Pandemic Etiquette: Remote Learning Dos and Don’ts

Written By Jordyn Hronec, Editor-in-Chief

Last week, I wrote a piece called “Pandemic Etiquette: Dos and Don’ts,” in response to some irresponsible behavior I had seen happening amongst the student body. I find it worth pointing out that currently, the number of COVID-19 cases at the university is the highest it has ever been, despite more and more people getting vaccinated, so that article was definitely justified. Our advisor at the newspaper liked it too, and she suggested that I write a follow-up article regarding the Dos and Don’ts of remote learning. So here they are, without further ado.

Do: Log into your Zoom, Teams or BigBlueButton meeting on time or even a little bit early.

Don’t: Log in late. But if you’re going to log in late, make sure you’re muted. It’s super awkward when you interrupt class with your background noise.

Do: Try your best to pay attention.

Don’t: Log in and then leave the room. Or go to sleep. As tempting as it may be, and as natural as it may feel to freely move around your space, you are paying a whole lot of money for these classes. You’re definitely paying more than you should be. So at least try to not waste it.

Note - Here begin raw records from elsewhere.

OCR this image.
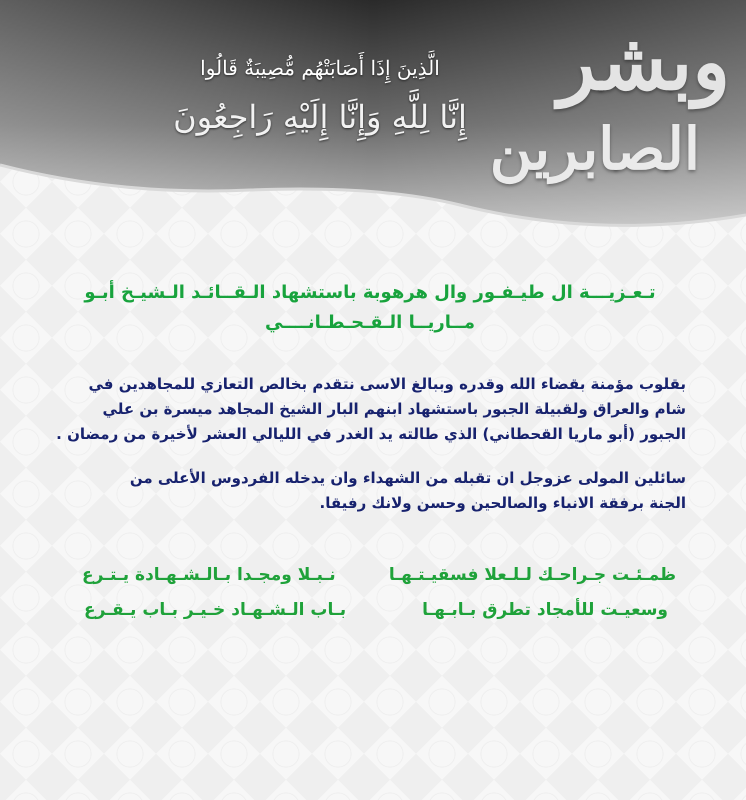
الَّذِينَ إِذَا أَصَابَتْهُم مُّصِيبَةٌ قَالُوا
إِنَّا لِلَّهِ وَإِنَّا إِلَيْهِ رَاجِعُونَ
وبشر
الصابرين
تـعـزيـــة ال طيـفـور وال هرهوبة باستشهاد الـقــائـد الـشيـخ أبـو مــاريــا الـقـحـطـانــــي
بقلوب مؤمنة بقضاء الله وقدره وببالغ الاسى نتقدم بخالص التعازي للمجاهدين في شام والعراق ولقبيلة الجبور باستشهاد ابنهم البار الشيخ المجاهد ميسرة بن علي الجبور (أبو ماريا القحطاني) الذي طالته يد الغدر في الليالي العشر لأخيرة من رمضان .
سائلين المولى عزوجل ان تقبله من الشهداء وان يدخله الفردوس الأعلى من الجنة برفقة الانباء والصالحين وحسن ولانك رفيقا.
ظمـئـت جـراحـك لـلـعلا فسقيـتـهـا
نـبـلا ومجـدا بـالـشـهـادة يـتـرع
وسعيـت للأمجاد تطرق بـابـهـا
بـاب الـشـهـاد خـيـر بـاب يـقـرع
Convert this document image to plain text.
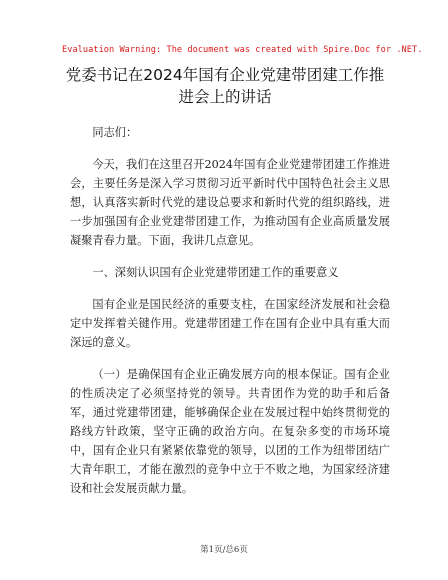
Evaluation Warning: The document was created with Spire.Doc for .NET.
党委书记在2024年国有企业党建带团建工作推进会上的讲话

同志们：

今天，我们在这里召开2024年国有企业党建带团建工作推进会，主要任务是深入学习贯彻习近平新时代中国特色社会主义思想，认真落实新时代党的建设总要求和新时代党的组织路线，进一步加强国有企业党建带团建工作，为推动国有企业高质量发展凝聚青春力量。下面，我讲几点意见。

一、深刻认识国有企业党建带团建工作的重要意义

国有企业是国民经济的重要支柱，在国家经济发展和社会稳定中发挥着关键作用。党建带团建工作在国有企业中具有重大而深远的意义。

（一）是确保国有企业正确发展方向的根本保证。国有企业的性质决定了必须坚持党的领导。共青团作为党的助手和后备军，通过党建带团建，能够确保企业在发展过程中始终贯彻党的路线方针政策，坚守正确的政治方向。在复杂多变的市场环境中，国有企业只有紧紧依靠党的领导，以团的工作为纽带团结广大青年职工，才能在激烈的竞争中立于不败之地，为国家经济建设和社会发展贡献力量。

第1页/总6页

Do: Try and turn your camera on.

Don’t: Never turn your camera on. It’s understandable if some days, you’re just not feeling yourself enough to show your face. It’s fine, you have the option not to. But turning your camera on can help you focus, and it can help your instructor gauge whether or not you understand the content. 

Do: Communicate when you’re having connectivity issues.

Don’t: Completely no-show and then blame it on the Wi-Fi. Having Internet problems is totally fine and understandable, especially if you live on campus or in an apartment building with a lot of people logged in at once. But make sure you let your instructors know if it goes down and you can’t be in class.

Do: Professors! Do show your remote students grace when it comes to potential Internet issues or even mental health issues/the inability to concentrate in class.

Don’t: Shame your students. For anything. Times are tough, and we’re all going through it. There is no need to make your students feel bad for their potential mental health issues or issues beyond their control. Just like yourselves, students may be burnt out or maybe even sick! It is a pandemic after all. Encourage open communication, active listening and understanding in your virtual classroom.

Do: Try and keep up with assignments.

Don’t: Ignore them completely. But also don’t stress yourself out too much. If you do, you could be more susceptible to illness, and if you haven’t heard, there’s a virus going around. Remember that grades are not reflections of who you are as a person, but they are important in your career as a student.

Do: Seek help when you need it.

Don’t: Go completely silent. It is always best to be honest when you are having a problem. And if your instructor is not receptive to your concerns, or if they brush them off completely, there are department chairs, deans and advisors who can help you. 

Do: Try and remain engaged with the campus community, especially if you’re at home.

Don’t: Simply go to class and nothing else. You are paying for the full student experience, even if you’re back home in your bedroom. The Campus Activity Board (CAB) has been holding virtual events all year that you can attend. Plus, a lot of clubs have been meeting virtually as well. Get involved and get motivated.

Overall, there have been some tensions between remote students and instructors, as we have all settled into this new way of learning. But the best tools you can use to finish the semester strong are clear, effective communication and empathy.